Mali. Des putschistes au milieu du gué
Aujourd’hui
26 mars 2012, cela fait 21 ans qu’Amadou Toumani Touré était entré dans
l’histoire du Mali en déposant le despote Moussa Traoré, inaugurant
ainsi l’ère démocratique de son pays. Mais il n’aura pas eu le temps de
célébrer cet anniversaire ; si tant est qu’il ait eu la tête à la fête.
En
effet, alors qu’il devait passer la main dans la plus pure tradition
républicaine à l’issue de la présidentielle du 29 avril prochain,
l’homme du 26 mars a été balayé par un coup d’Etat le 22 mars dernier.
Prenant
prétexte de l’incapacité et de l’incompétence du régime à gérer la
crise qui secoue le Nord Mali depuis le 17 janvier, des soldats sont
entrés par effraction au palais de Koulouba, alors qu’ils s’étaient
mutinés la veille, dans le seul but de revendiquer des moyens
conséquents pour contrer le Mouvement national de libération de l’Azawad
(MNLA). Et le moins que l’on puisse dire est que le capitaine Amadou
Haya Sanogo n’était pas vraiment préparé à la tâche. Avec son petit air
de Dadis (1), le chef de la junte est bien obligé, aujourd’hui qu’il est
au milieu du gué, d’improviser pour éviter de se noyer et avec lui,
tout le Mali !
A dire vrai, il y a quelque chose de déprimant dans cette tambouille. Jugez-en donc :
- une démocratie qui fonctionnait tant bien que mal, brutalement stoppée ;
- une classe politique divisée entre les “cocos stratégiques” (2) qui espèrent profiter de la courte échelle que leur offrent les putschistes, pour se propulser au-devant de la scène ; et les irréductibles défenseurs de l’ordre constitutionnel dont certains sont d’autant plus dépités qu’il espéraient succéder à ATT ;
- des scènes de pillage, des actes de vandalisme et des ruptures dans l’approvisionnement de certains produits de première nécessité ;
- une rébellion touareg qui profite de cette instabilité pour gagner du terrain, menaçant de prendre Kidal et même Gao.
Quand
on contemple ce triste tableau et la chienlit qui est en train de
s’installer petit à petit, on se demande bien si le remède de Kati (d’où
sont partis les putschistes) ne sera pas pire que le mal qu’ils
prétendent soigner.

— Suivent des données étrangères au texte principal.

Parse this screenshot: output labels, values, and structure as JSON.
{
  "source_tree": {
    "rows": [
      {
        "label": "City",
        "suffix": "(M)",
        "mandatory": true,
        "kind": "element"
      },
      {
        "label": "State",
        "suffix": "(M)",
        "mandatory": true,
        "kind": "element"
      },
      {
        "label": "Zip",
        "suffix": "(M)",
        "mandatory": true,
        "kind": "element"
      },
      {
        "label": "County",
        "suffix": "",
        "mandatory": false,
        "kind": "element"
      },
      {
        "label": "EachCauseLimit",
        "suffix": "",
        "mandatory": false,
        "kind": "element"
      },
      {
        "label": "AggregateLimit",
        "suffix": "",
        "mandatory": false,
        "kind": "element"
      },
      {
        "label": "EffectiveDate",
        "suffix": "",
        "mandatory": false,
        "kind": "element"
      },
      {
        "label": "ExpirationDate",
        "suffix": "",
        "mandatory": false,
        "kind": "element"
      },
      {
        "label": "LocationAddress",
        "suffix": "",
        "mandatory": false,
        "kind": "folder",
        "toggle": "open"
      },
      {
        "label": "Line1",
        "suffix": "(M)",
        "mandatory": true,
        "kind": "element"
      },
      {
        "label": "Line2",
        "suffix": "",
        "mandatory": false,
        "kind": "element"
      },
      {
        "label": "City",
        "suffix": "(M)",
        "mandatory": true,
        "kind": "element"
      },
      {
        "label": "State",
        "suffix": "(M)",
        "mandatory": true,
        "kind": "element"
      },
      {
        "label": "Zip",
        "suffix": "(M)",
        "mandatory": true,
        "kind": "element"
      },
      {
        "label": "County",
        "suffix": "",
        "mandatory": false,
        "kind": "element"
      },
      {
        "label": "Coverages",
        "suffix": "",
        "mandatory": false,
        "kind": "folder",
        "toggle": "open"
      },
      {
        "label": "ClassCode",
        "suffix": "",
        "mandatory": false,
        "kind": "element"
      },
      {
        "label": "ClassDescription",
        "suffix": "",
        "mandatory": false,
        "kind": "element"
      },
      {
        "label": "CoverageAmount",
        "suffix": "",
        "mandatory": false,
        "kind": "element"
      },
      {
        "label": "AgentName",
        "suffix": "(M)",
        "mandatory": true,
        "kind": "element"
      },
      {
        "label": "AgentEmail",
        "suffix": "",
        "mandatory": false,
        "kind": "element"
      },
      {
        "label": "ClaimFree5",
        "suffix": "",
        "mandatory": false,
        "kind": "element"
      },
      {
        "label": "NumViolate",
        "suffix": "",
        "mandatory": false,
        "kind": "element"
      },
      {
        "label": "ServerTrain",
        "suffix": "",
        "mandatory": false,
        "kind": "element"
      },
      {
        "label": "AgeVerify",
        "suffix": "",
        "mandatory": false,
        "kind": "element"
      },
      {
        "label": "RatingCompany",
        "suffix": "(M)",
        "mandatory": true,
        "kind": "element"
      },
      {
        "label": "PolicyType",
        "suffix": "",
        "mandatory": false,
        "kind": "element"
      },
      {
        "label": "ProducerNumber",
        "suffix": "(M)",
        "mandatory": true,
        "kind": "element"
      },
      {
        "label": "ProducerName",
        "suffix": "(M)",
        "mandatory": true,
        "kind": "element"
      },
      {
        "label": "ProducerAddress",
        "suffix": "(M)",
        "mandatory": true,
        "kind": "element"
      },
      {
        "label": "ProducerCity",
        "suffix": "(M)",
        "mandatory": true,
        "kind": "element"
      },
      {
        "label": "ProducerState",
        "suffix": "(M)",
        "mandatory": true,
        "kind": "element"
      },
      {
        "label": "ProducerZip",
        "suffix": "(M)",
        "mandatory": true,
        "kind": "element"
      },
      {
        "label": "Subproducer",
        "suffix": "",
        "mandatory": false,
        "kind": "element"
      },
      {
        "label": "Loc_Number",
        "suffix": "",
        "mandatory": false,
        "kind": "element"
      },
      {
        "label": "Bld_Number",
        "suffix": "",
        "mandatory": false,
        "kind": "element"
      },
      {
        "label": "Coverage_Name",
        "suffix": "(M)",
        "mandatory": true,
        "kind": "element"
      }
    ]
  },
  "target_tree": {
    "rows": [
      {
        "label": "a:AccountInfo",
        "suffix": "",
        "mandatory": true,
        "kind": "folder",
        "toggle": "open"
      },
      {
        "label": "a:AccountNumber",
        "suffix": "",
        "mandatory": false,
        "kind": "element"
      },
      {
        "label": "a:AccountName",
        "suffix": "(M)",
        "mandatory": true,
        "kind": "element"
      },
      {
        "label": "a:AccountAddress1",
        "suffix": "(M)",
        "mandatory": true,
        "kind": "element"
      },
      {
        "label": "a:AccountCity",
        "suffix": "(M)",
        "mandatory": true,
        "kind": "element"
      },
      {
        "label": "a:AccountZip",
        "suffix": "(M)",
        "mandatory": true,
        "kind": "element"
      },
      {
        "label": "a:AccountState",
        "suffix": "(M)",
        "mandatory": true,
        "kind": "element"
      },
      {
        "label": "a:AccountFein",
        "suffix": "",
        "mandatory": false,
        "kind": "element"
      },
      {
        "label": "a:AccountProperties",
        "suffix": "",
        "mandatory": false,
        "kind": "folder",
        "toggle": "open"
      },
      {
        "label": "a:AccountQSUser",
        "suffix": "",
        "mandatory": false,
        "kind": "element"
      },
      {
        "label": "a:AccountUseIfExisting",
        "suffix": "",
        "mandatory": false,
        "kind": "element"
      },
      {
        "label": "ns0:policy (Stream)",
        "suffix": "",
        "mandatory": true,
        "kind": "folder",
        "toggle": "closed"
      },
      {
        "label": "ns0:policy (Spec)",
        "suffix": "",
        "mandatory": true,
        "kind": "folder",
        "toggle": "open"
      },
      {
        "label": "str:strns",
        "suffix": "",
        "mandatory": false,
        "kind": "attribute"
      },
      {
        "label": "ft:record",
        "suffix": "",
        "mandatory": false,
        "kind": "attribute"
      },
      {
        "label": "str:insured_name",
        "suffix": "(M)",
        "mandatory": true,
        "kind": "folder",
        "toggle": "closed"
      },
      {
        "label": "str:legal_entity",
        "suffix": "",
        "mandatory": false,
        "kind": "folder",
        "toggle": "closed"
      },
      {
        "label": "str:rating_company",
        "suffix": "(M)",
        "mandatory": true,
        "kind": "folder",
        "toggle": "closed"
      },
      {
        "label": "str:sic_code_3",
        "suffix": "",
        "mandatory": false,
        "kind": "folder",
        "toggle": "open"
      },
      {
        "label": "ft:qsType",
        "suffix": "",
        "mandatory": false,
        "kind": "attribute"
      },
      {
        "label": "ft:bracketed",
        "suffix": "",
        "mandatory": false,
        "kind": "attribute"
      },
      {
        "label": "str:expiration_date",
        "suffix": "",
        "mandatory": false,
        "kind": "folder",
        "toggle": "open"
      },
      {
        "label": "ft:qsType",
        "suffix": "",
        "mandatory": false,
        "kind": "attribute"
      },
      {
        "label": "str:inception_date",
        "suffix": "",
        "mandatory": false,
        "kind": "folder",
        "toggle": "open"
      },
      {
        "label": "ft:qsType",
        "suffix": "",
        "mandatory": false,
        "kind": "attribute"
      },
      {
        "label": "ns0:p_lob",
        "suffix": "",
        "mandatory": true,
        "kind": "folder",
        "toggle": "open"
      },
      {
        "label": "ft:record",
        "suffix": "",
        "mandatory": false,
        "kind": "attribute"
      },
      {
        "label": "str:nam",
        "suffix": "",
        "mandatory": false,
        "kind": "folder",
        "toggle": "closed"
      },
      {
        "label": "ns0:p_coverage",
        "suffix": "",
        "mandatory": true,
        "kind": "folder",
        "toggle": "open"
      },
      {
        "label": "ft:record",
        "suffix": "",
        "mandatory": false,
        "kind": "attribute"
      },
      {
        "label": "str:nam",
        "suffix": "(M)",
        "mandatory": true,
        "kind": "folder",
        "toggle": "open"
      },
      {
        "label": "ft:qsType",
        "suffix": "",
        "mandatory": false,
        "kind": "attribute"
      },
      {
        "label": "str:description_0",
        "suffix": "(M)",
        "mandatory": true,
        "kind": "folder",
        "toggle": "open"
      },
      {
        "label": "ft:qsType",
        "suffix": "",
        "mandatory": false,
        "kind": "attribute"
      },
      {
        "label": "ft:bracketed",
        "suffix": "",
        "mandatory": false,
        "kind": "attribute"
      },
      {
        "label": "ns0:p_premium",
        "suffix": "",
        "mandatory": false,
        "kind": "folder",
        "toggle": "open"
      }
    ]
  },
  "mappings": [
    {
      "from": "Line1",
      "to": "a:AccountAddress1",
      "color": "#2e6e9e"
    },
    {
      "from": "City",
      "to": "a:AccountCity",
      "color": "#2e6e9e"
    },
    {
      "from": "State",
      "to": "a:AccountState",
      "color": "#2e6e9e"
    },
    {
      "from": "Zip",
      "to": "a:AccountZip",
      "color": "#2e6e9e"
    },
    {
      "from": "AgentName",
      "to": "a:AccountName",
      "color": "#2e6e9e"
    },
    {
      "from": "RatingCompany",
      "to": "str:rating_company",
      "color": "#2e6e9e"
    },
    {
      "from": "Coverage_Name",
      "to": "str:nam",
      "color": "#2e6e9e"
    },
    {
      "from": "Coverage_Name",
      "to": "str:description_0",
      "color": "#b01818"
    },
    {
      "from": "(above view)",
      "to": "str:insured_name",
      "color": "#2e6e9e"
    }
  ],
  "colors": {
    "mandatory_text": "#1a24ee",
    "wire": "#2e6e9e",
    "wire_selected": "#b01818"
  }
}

Oui, ATT avait ce côté molasson qui pouvait agacer ;
Oui, la démocratie malienne, à force d’être consensuelle, avait fini,
aux yeux de certains, par devenir incolore, inodore et sans saveur ;
Oui, il était tellement pressé de transmettre la charge, et avec elle la
patate chaude à son successeur élu, que le locataire du palais de
Koulouba n’avait plus, semble-t-il, le cœur à l’ouvrage. Oui, mais tout
cela ne saurait constituer une excuse absolutoire pour des militaires
qui ont fait faire à leur chère patrie un bond de géant en arrière...
Reste
à savoir comment leur faire rendre le plus rapidement possible ce
pouvoir qu’il ont désormais en travers de la gorge. De plus en plus
isolée, la junte de Bamako a déjà essuyé la condamnation sévère de la
Communauté internationale et de ses voisins. Et les premières sanctions
ne se sont pas fait attendre à travers des bailleurs de fonds tels que
l’Union européenne, les Etats-Unis, l’Union africaine et la CEDEAO.
Un retour de bâton qu’accompagnera certainement le Sommet
extraordinaire des chefs d’Etat et de gouvernement de la CEDEAO convoqué
de toute urgence et qui doit s’ouvrir demain à Abidjan. Espérons qu’à
cette occasion, l’Organisation panafricaine aura la main suffisamment
leste pour leur faire passer l’envie de garder le pouvoir beaucoup plus
longtemps.
(1) Le capitaine Moussa Dadis Camara, chef de la junte militaire en Guinée de décembre 2008 à janvier 2010.
(2) Expression en Noutchi (argot de Côte d’Ivoire) qui désigne un opportuniste.